Liquor proposal under scrutiny
STUART Cameron says a bottle shop at the Sandy Beach General Store is what most locals want.
He’s applied for a liquor licence to sell take-away alcohol at the shop and says he can’t understand why some in the community are so opposed.
Mr Cameron said he was a young man trying to start his own business and he rejected claims alcohol sales would exacerbate beach party problems.
“It’s upsetting me that people are looking at it that way,” Mr Cameron said.
“Young people won’t be getting alcohol from me, that’s for sure. We will not be selling alcohol to underage people.

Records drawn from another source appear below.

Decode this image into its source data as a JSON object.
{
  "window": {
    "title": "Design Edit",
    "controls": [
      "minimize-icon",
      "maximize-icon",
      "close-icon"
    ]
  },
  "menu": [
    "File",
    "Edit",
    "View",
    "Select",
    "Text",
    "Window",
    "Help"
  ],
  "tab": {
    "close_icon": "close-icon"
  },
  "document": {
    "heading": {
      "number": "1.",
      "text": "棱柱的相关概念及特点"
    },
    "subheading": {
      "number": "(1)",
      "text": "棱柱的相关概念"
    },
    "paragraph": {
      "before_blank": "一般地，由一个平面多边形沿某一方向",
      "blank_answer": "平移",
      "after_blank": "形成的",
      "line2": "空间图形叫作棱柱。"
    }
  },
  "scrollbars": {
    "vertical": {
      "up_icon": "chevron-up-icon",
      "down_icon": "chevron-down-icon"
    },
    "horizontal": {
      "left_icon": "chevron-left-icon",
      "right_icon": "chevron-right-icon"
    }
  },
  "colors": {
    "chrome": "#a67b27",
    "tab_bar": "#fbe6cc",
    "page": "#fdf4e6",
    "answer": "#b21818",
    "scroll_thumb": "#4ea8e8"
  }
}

“These beach parties are happening everywhere, not just at Sandy Beach, but I plan to work with the local police.
“I will report those who try to buy alcohol for underage people from my shop.”
Mr Cameron said the feedback he was getting was that “most of Sandy Beach” wants the bottleshop.
“If anyone wants to get alcohol at the moment, they have to go on the highway which I think is dangerous,” he said.
“A lot of Sandy Beach people are tired of driving on the highway to get alcohol.”
But one resident told the Advocate locals were having big problems with drunken teenagers and a bottle shop was unwanted.
“On weekends, public and school holidays, groups of 50 to 100 schoolkids, teenagers and some adults congregate on the beach reserve or direct on the beach and behave badly in an intoxicating manner.
“The damage these people do to our homes and community facilities are great.
“The screaming, noise and bad language that these drunks are making is keeping us awake most of the night.”
Another resident said locals had “horror stories” of regular weekend teenage beach parties involving alcohol abuse and property damage but the situation had “quietened down” due to police intervention.
“Why even consider a liquor licence application which will undo all the effort the community has gone to to eradicate the problem by allowing legal alcohol to be sold as a commercial venture right on the beach.”